NCCE exposes women to leadership role in politics
By Cherno Omar Bobb
The National Council for Civic Education (NCCE) recently concluded a series of training sessions aimed at promoting and empowering women’s leadership and political participation in The Gambia.
The training attracted over 300 women leaders, including elected and nominated women councillors, lady councillors and other prominent women who participated in the training sessions. The participants were drawn from various sectors, including mothers’ clubs, youth groups, opinion leaders, regional, district and local authorities.
The training, funded by the Peacebuilding Fund through the United Nations Development Programme (UNDP), marks a significant step towards increasing women’s representation in decision-making processes in the country.
Under the joint UN Women Leadership Project titled “Strengthening Women’s Political Participation and Leadership through Reformed Legislation, Community-level Leadership, and Political Parties’ Engagement in The Gambia,” these trainings focused on raising awareness about available laws and gender strategy policies that promote women’s leadership and political engagement.
These trainings were held in three administrative regions of The Gambia – Upper River, Central River and Lower River Regions – from November 18th to 26th, 2023.
Yusupha Bojang, program manager of NCCE, highlighted the significance of these trainings in addressing the constraints and inhibitions that prevent women from actively participating in politics and assuming leadership positions.
He observed that despite women constituting the majority of the population in The Gambia, their representation in leadership and decision-making roles remains significantly low.
These trainings were aimed at equipping women with the necessary knowledge and skills to overcome barriers such as cultural norms, legal frameworks and competency gaps that hinder their political engagement.
“It delved into the legal frameworks that safeguard women’s rights and challenge discriminatory practices, as well as examined the strategies and policies that can bridge the gender gap in leadership positions.”
Bojang, however reminded that attending the trainings and gaining deeper knowledge alone is not enough, saying it’s through active actions and collective efforts that can bring about meaningful change.
“Hence all relevant stakeholders have a responsibility to use their influence and platforms to dialogue, educate, and advocate for women’s leadership and political participation, and challenge societal norms and stereotypes that hinder women’s progress.”
Thomas Kimaru, project manager for the UNDP Women Leadership Project, gave a background of the project and provided some statistics to highlight the existing gaps in women’s representation in decision-making processes and leaderships at all levels of governance and administration.

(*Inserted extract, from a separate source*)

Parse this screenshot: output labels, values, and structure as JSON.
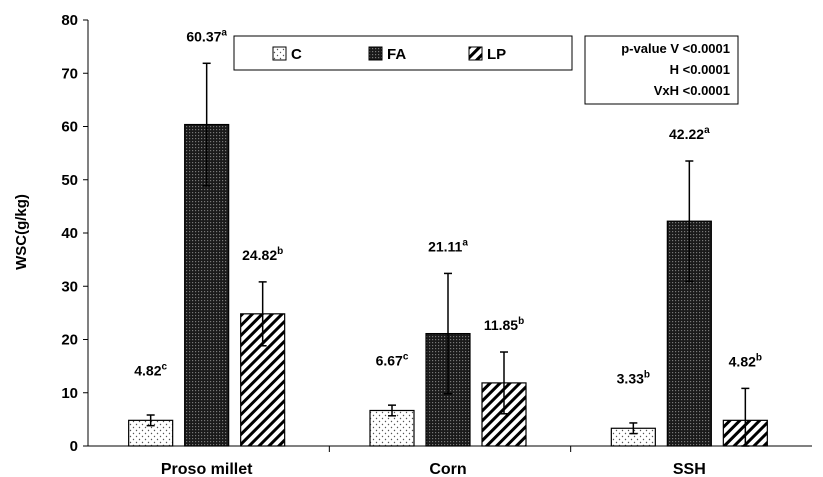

He outlined the importance of women’s participation and fair representation in leadership and politics, saying it is a right and not a favor.
He expressing his institution’s resolve to support women and continue to collaborate with NCCE and other stakeholders to empower and advocate for women in leadership.
At the end of the events, participants expressed gratitude to NCCE and its partners for the timely and informative training.
They acknowledged the importance of the training and inspiring statements, which alluded to encouraging more women to take leadership positions and break societal norms and barriers hindering their participation in politics.